Sore ini kuberanikan diriku sekali lagi datang ke rumah tetanggaku itu. Apa yang dikatakan dua sahabatku di sekolah tadi ada benarnya juga. Sebagai permintaan maafku, aku sudah membuat pudding untuknya, semoga saja dia suka.
“Wah… Kyuhyun ke taman mengajak Choco bermain!” ucap ummanya saat aku tiba di rumahnya. Yah… mau bagaimana lagi, aku harus menyusulnya. Kupinjam sepeda Ye Sung Oppa dan bergegas kukayuh ke arah taman. Sepedaku melaju kencang dan aku sangat menikmati, sudah lama aku tidak bersepeda. Tiba-tiba saja seekor anak anjing melintas dan aku tak dapat menjaga keseimbanganku. Brukkk… aku terjatuh dan melindas anak anjing itu. anak anjing itu meraung kesakitan di tepi jalan.
“Choco…!” sang pemilik datang dan segera menghampiri anjingnya. Astaga… anjing itu ternyata milik Kyuhyun! Akhirnya kami bergegas membawa Choco ke klinik hewan.

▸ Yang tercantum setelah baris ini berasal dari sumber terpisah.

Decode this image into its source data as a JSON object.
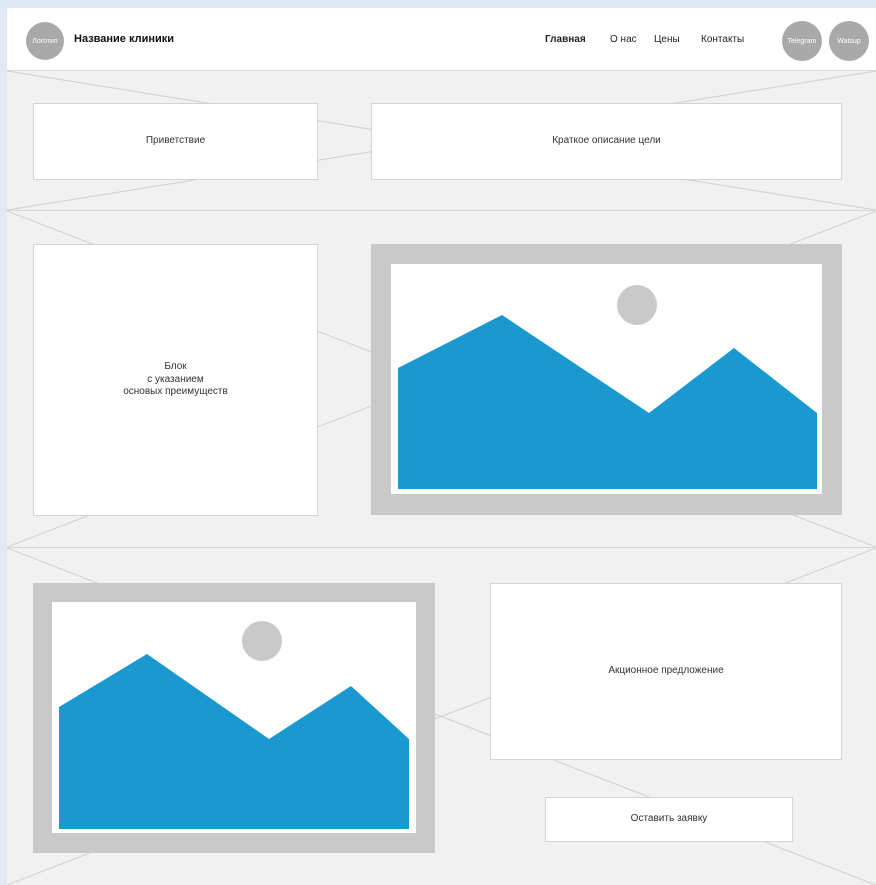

Di ruang tunggu Kyuhyun hanya diam, Choco masih ditangani oleh dokter hewan. Meski cuma diam, aku tahu justru dia sangat marah. Akh… kenapa aku selalu membuat ulah padanya, belum sempat minta maaf untuk masalah Yu Ri, sekarang aku melukai anjingnya.
“Kyuhyun…” ucapku pelan, “Maafkan aku. Aku tidak sengaja,” Kyuhyun masih tetap diam, aku jadi semakin bersalah. Tidak berapa lama kemudian dokter keluar bersama Choco dalam  gendongannya.
“Tulang kakinya retak, mungkin butuh waktu sebulan untuk penyembuhan. Lukanya sudah kujahit jadi kalian bisa membawanya pulang!” ucap dokter itu.
“Terima kasih dokter…” Kyuhyun mengambil Choco dan pergi begitu saja, dia pergi tanpa menghiraukan aku.

Wajahku semakin murung di sekolah, bukannya masalahku berkurang justru kali ini bertambah. Bagaimana mungkin aku dapat akrab dengan tetanggaku itu kalau aku selalu berbuat masalah padanya. Sun Young dan Yeon Hee jadi ikutan sedih melihatku. 
“Jangan menangis… semua akan baik-baik saja!” namja itu datang dan mengelus kepalaku.
“Bagaimana mungkin akan baik-baik saja sementara kau marah padaku!”
“Aku tak pernah marah padamu!”
“Eun Hye…”
“Jung Eun Hye ayo bangun!” kesadaranku kembali saat kurasakan seseorang mengguncang tubuhku. Ha… aku ketiduran, buru-buru kurapikan seragamku dan mengamati sekelilingku.
“Apa lagi yang kau lihat? Semua sudah pulang!” seru Yeon Hee.
“Aku ketiduran!” pekikku tidak percaya, bagaimana dengan pelajaranku tadi?
“Nde… kau memang ketiduran. Untung saja Siwon Songsaenim percaya saat aku bilang kau sedang tidak enak badan!” cerocos Sun Young.
“Jeongmal? Gomawo chingudeul,” kupeluk kedua sahabatku itu.
Aku dan kedua sahabatku berbarengan pulang, saat di gerbang kulihat Kyuhyun juga baru pulang. Dia sendirian, yup… kali ini hanya sendiri, biasanya dia dikelilingi banyak yeoja. Entah untuk menemaninya ngobrol atau yang sedang cari perhatian padanya. Dia cukup popular di sekolah, bahkan menyaingi Jin Ki.
“Itu Kyuhyun, pergilah bicara dengannya,” sikut Sun Young padaku.
“Iya, kebetulan dia sendiri. Apalagi jalan pulang kalian searah!” tambah Yeon Hee.
“Ta, ta, tapi…”
“Tunggu apa lagi, kesempatan seperti ini tidak selalu datang,” desak Sun Young. Aku pun memberanikan diri mengikuti saran mereka.
“Hwaiting!” seru mereka. Dengan perasaan yang campur aduk kucoba untuk mendekati tetanggaku itu.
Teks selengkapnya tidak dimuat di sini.